A claim like "privacy-first analytics" means nothing without context. "We hash email addresses before they leave your server, and we never store them on ours" means something.

Writing about competitors

We don't trash competitors. We can be specific about technical differences when it's relevant and accurate - "unlike client-side solutions, server-side tracking doesn't get blocked by Safari's ITP" is fair.

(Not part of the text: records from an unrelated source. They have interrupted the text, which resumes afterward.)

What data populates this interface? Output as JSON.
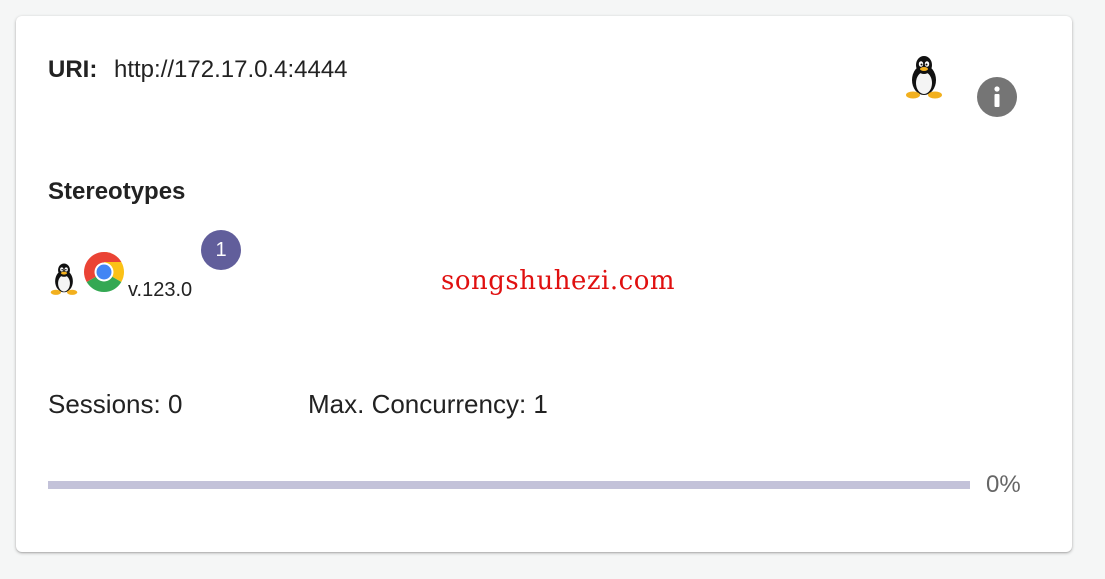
{
  "node": {
    "uri_label": "URI:",
    "uri_value": "http://172.17.0.4:4444",
    "os_icon": "linux-tux-icon",
    "info_icon": "info-icon"
  },
  "stereotypes": {
    "title": "Stereotypes",
    "items": [
      {
        "os_icon": "linux-tux-icon",
        "browser_icon": "chrome-icon",
        "version": "v.123.0",
        "slot_count": "1"
      }
    ]
  },
  "watermark": "songshuhezi.com",
  "stats": {
    "sessions": "Sessions: 0",
    "max_concurrency": "Max. Concurrency: 1"
  },
  "load": {
    "percent_label": "0%",
    "fraction": 0
  },
  "colors": {
    "badge": "#615e9b",
    "progress_track": "#c3c2d9",
    "info_button": "#757575",
    "watermark": "#e01010"
  }
}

Personal attacks on other companies are not.

Tone shifts by context

The core voice stays consistent, but the register shifts:

Context Tone
Docs and setup guides Matter-of-fact, step-by-step, no personality required
Blog posts and case studies More conversational, can include perspective
Customer emails Warm but direct - not overly formal, not too casual
Error messages Clear, specific, not apologetic ("Can't connect - check your API key")
Social media Most relaxed, can be playful, still specific

The hotdog

The 🌭 emoji is ours. It's a reference to mustard (our name), not a brand strategy. Don't over-explain it. Don't force it into contexts where it feels out of place. When it fits, it fits.

A note on Turkish

Hardal is a Turkish company with global ambitions. Most external-facing content is in English. When writing in Turkish (for local customers, events, social posts), keep the same principles - direct, specific, honest. Don't switch to a more formal register just because it's Turkish.